The death of Hitchens left a gaping hole in the conservative armature, but the demand has produced the supply in the person of Niall Ferguson, another Oxbridge graduate who has decamped to the States [...]
Is it newsworthy that Ferguson, who backed McCain-Palin in ’08, supports Romney-Ryan? Yet the focus on him may signify that few conservative intellectuals can step up to the plate and with verve back the Republican ticket. Those who are not ranters, birthers or flat-earthers keep their heads down. Ferguson keeps his head up. He is a gift for conservatives.

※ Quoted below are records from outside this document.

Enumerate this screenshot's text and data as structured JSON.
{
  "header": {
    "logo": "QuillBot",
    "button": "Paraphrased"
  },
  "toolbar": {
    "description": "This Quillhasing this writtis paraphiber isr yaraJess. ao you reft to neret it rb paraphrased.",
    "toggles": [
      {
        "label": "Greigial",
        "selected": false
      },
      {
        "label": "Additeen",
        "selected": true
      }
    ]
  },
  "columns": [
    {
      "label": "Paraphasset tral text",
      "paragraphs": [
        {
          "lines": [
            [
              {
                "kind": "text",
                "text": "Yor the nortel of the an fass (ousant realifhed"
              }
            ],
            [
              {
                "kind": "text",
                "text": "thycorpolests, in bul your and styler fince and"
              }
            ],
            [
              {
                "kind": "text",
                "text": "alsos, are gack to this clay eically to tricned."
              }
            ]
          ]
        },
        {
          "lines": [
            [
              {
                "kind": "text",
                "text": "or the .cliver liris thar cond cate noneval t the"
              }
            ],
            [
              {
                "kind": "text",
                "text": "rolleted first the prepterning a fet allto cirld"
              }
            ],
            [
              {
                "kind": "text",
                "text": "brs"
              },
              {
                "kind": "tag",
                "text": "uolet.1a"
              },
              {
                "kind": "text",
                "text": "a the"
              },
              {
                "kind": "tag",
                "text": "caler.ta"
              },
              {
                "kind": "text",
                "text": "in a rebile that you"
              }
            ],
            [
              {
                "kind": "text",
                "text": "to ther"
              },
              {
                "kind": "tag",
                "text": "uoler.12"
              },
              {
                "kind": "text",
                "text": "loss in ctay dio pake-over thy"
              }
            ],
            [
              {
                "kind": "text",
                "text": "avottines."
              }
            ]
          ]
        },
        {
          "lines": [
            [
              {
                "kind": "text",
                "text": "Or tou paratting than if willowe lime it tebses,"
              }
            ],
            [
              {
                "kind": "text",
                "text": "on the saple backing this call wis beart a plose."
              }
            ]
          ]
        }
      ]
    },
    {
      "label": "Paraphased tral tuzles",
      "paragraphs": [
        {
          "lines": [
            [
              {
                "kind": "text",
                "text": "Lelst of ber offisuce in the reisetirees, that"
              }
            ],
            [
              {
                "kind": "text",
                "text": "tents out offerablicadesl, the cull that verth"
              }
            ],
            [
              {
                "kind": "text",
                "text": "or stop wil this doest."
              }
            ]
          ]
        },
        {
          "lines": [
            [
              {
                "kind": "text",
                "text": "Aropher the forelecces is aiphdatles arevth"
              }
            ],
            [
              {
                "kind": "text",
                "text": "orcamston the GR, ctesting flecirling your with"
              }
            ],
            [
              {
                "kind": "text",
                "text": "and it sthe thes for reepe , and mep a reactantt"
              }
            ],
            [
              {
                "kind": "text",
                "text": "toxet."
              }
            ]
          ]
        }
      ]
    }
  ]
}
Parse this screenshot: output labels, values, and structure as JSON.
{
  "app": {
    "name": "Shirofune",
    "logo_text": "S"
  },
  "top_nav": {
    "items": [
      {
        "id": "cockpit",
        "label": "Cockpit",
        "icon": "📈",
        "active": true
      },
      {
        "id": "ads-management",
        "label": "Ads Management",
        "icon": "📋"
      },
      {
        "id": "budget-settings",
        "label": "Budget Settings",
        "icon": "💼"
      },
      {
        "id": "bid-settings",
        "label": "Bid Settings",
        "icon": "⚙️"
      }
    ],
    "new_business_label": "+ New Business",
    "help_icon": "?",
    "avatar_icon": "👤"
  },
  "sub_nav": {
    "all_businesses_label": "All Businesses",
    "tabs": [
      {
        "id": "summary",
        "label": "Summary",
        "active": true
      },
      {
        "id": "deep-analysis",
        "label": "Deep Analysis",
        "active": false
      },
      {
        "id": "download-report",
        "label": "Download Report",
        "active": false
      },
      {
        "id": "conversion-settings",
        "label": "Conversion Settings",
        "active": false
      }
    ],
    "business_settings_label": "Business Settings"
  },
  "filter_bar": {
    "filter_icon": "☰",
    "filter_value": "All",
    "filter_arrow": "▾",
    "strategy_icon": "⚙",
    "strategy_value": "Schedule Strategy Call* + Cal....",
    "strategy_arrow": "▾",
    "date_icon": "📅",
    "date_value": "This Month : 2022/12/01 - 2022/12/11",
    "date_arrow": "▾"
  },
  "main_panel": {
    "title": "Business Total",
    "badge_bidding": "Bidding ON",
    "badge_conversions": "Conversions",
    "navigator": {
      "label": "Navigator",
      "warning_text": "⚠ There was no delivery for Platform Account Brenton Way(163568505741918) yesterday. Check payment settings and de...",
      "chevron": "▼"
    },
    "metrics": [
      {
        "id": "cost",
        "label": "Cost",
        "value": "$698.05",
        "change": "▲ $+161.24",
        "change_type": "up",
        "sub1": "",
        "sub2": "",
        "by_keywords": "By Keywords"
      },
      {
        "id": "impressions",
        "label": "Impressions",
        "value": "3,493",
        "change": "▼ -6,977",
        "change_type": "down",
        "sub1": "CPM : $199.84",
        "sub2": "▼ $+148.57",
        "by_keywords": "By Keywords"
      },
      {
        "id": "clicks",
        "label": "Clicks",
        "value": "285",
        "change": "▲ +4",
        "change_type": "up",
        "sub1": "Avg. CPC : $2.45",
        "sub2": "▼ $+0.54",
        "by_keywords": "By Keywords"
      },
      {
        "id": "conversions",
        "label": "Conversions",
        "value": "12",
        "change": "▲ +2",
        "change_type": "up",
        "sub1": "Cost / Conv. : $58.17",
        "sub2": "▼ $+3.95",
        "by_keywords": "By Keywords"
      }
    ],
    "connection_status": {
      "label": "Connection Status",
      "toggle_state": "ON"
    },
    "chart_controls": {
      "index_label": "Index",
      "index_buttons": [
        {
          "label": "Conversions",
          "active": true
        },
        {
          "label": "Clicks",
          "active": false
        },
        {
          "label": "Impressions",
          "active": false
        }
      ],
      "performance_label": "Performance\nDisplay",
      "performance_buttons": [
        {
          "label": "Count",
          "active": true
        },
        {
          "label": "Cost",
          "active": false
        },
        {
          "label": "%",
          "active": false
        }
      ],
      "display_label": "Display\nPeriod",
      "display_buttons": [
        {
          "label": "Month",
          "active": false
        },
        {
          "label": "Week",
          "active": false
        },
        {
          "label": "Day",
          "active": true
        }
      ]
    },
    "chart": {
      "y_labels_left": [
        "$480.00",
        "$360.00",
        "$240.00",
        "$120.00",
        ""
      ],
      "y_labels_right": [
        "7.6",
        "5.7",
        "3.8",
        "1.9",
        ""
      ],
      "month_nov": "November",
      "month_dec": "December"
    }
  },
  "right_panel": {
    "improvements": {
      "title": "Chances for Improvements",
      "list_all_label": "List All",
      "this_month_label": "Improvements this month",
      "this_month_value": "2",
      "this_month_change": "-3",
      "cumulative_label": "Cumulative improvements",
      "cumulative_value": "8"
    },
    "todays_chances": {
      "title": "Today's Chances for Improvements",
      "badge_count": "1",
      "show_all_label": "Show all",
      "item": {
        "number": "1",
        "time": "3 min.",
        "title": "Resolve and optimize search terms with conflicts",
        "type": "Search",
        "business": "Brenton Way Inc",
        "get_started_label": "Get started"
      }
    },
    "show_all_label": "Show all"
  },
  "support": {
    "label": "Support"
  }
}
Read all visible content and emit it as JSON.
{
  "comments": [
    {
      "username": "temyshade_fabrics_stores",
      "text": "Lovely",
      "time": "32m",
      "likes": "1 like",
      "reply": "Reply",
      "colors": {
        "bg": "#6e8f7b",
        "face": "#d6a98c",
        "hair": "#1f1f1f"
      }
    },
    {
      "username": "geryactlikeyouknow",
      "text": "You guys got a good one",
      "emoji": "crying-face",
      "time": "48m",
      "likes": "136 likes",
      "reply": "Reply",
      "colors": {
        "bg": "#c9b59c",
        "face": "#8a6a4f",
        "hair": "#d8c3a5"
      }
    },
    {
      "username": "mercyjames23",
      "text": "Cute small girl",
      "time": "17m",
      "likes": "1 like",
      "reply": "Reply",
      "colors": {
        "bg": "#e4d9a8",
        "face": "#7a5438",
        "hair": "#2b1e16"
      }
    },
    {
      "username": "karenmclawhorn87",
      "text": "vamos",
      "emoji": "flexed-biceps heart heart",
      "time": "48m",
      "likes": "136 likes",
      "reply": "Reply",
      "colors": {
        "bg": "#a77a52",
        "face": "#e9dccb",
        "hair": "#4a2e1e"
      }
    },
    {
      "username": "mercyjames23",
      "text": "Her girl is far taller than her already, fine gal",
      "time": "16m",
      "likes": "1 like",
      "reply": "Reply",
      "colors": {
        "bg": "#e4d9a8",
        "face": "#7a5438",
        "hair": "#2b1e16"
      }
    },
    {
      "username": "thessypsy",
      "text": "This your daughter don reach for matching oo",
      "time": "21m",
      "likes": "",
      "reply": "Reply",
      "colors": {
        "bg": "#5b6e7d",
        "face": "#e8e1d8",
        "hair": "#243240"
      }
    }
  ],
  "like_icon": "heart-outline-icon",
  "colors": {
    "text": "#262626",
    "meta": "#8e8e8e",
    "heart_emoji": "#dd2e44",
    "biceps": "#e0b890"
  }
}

This only begins the list of military actions over which Ferguson enthuses. He cannot wait until Israel, with American naval support, bombs Iran’s nuclear facilities. Pooh-poohing any doubts, our Harvard general posits that the bombing will usher in a period of “creative destruction” in Iran. He also suggests we should have used force in Egypt and elsewhere in the Arab Spring, “which incidentally John McCain would have actively pursued had he been elected,” to orchestrate the emergence of American-friendly regimes. How military intervention in Libya or Egypt or Yemen would aid democratization is not spelled out. Perhaps Ferguson longs for a few more Iraq-type wars.
Ferguson is a provocative historian, but he is sometimes a shady numbers man and always a sunny militarist. “I am a fully paid-up member of the neoimperialist gang,” he declared some years ago. His prominence can be explained by his British charm and articulateness, but also by the dearth of credible and public conservative intellectuals.